Cette analyse s’inscrit dans trois disciplines : i). les nouveaux médias sociaux (NMS), ii). l’histoire culturelle des objets populaires et iii). la pragmatique du visuel.
Je partage ici quelques réflexions théoriques et méthodologiques sur la place des stickers sur les NMS.
Les nouveaux médias sociaux (NMS)
Les recherches en Computer-Mediated Communication soulignent les nouvelles opportunités de sociabilité créées par les différentes ressources1 des réseaux de communication électroniques qui mettent en relation non seulement des machines mais aussi des êtres humains2. Dès les années 90, les études de l’interaction sociale sur les espaces de communication Internet, privés et publics, s’orientent rapidement vers l’analyse de la trace écrite des échanges et démontrent les dynamiques relationnelles qui façonnent l’identité des participants3. Cette approche pragmatique de la communication s’intéresse à l’étude des espaces discursifs du web, tels les blogs4 et les réseaux sociaux numériques (RSN)5 et atteste le potentiel social des échanges textuels.

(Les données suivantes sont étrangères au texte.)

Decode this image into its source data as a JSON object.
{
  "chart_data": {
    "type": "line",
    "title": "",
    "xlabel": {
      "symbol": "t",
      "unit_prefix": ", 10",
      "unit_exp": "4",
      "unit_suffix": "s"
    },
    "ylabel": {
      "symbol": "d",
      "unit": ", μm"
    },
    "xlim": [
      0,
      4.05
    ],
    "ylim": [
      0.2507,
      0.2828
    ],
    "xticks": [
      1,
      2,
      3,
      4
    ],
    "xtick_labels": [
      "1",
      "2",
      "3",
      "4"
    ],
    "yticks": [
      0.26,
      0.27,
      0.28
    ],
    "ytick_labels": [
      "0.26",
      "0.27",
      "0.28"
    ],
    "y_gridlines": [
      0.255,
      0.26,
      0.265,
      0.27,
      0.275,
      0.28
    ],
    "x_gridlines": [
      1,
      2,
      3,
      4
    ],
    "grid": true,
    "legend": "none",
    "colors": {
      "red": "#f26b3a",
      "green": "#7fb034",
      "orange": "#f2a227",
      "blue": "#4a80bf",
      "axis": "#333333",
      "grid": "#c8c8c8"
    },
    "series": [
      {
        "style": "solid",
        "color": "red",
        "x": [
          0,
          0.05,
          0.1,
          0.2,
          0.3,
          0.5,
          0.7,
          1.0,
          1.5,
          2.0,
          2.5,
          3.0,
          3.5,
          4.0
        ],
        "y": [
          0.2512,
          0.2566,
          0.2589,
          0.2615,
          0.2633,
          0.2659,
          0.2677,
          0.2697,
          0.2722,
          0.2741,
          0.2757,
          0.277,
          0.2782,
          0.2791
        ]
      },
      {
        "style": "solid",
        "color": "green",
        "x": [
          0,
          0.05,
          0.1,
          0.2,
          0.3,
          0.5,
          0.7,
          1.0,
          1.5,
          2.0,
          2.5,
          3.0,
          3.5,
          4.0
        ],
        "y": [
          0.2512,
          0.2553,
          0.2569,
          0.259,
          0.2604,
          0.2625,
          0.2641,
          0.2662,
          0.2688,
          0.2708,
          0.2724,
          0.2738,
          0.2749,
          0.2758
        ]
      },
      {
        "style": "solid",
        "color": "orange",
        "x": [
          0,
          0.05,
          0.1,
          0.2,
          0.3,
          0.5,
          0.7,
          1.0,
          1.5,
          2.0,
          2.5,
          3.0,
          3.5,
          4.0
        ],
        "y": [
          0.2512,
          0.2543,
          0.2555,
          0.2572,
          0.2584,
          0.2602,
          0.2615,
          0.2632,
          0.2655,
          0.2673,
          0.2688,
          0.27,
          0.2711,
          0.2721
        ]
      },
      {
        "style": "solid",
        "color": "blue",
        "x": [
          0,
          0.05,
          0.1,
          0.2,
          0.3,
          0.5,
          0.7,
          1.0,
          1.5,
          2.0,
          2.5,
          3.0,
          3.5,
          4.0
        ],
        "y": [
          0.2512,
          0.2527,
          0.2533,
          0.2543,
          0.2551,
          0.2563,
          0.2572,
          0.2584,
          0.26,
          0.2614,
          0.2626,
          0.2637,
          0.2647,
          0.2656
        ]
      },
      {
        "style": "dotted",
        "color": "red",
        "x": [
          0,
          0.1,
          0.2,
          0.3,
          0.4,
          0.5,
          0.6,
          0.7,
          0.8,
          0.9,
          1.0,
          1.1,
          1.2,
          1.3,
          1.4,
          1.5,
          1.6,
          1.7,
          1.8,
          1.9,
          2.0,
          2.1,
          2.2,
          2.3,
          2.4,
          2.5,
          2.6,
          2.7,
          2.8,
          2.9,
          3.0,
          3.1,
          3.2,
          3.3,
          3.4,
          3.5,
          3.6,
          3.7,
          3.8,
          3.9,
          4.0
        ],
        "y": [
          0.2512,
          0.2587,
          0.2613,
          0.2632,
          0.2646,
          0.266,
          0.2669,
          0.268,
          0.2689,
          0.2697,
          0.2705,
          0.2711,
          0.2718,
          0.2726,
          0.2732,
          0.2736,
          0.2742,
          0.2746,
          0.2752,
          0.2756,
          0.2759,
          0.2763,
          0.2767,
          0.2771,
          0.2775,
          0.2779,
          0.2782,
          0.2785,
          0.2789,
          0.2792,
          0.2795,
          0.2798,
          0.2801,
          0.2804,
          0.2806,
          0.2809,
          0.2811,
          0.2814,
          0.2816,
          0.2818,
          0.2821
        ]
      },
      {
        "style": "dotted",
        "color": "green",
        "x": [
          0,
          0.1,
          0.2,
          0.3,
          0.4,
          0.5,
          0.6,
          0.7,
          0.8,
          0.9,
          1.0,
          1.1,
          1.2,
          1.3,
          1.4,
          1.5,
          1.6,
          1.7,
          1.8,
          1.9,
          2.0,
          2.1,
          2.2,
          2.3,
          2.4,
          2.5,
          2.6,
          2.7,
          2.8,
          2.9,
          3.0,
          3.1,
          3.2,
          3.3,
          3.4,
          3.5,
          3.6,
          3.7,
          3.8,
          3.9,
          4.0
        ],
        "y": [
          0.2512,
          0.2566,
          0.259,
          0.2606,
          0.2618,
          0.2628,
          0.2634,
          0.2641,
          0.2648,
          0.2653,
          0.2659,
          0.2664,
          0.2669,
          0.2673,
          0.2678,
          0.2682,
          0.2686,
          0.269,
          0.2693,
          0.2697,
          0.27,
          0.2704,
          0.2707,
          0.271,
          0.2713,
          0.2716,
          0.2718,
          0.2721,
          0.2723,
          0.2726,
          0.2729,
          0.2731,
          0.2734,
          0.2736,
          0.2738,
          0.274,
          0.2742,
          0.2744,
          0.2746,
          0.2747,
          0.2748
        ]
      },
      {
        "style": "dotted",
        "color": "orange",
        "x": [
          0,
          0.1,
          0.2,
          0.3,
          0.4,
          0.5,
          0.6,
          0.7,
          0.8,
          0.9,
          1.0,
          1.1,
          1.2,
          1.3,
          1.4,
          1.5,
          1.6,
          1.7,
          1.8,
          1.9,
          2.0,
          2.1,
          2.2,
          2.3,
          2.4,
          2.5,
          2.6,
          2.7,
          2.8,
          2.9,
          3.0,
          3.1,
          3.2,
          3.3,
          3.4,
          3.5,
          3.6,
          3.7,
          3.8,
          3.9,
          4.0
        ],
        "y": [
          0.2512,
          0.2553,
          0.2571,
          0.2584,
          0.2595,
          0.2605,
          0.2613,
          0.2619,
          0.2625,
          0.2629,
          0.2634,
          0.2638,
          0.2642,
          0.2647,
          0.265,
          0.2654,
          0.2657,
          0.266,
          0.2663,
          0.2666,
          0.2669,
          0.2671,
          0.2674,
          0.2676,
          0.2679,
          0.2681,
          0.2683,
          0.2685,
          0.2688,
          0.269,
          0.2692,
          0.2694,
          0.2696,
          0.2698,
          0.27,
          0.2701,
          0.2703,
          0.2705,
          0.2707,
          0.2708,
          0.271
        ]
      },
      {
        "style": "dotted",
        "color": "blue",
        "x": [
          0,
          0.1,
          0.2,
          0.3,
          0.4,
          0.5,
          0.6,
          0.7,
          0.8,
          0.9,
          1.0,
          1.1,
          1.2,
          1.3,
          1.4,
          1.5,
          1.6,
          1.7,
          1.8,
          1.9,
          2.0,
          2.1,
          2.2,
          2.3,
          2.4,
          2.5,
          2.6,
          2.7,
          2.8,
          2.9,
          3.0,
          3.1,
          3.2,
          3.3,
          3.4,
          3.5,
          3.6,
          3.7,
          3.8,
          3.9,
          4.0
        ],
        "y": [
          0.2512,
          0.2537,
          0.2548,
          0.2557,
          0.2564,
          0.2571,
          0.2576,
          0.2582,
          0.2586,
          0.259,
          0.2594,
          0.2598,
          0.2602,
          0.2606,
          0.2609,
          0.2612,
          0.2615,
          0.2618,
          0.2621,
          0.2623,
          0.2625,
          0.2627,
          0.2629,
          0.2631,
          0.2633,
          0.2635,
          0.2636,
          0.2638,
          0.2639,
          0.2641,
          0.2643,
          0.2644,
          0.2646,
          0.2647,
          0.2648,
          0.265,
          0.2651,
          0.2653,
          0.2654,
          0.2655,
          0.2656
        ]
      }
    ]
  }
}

Une préférence pour la photo autoproduite
Quant aux images, même si elles sont échangées en nombre suffisant et en différents formats sur les espaces électroniques6 leur analyse reste minoritaire. Cette absence du visuel de l’approche pragmatique de la communication peut s’expliquer par une préférence pour la photographie autoproduite.
La focalisation des Mobile Studies7 sur la photographie8 comme une dynamique “expressiviste”9 et comme l’emblème d’un espace de communication intersubjectif, éclipse non seulement l’étude des autres images partagées sur ce canal, mais finit par imposer une grille sémiotique10 à la photographie, l’enfermant dans une analyse formelle, déconnectée de ses usages qui se déroulent dans une écologie multimédia.
Même si les recherches en Media Studies s’intéressent aux autres dispositifs que le mobile, par exemple les photoblogs et les RSNs, l’intérêt de ces études continue à porter sur la pratique photographique, son rôle dans la constitution des espaces discursifs asynchrones et la conversation qui y est générée sous forme de commentaires. Cette démarche quantitative11 mobilise la photographie comme une donnée pour comprendre les dynamiques relationnelles possibles par les nouveaux dispositifs. Le rôle de la photographie par rapport aux autres propositions d’interaction reste negligé.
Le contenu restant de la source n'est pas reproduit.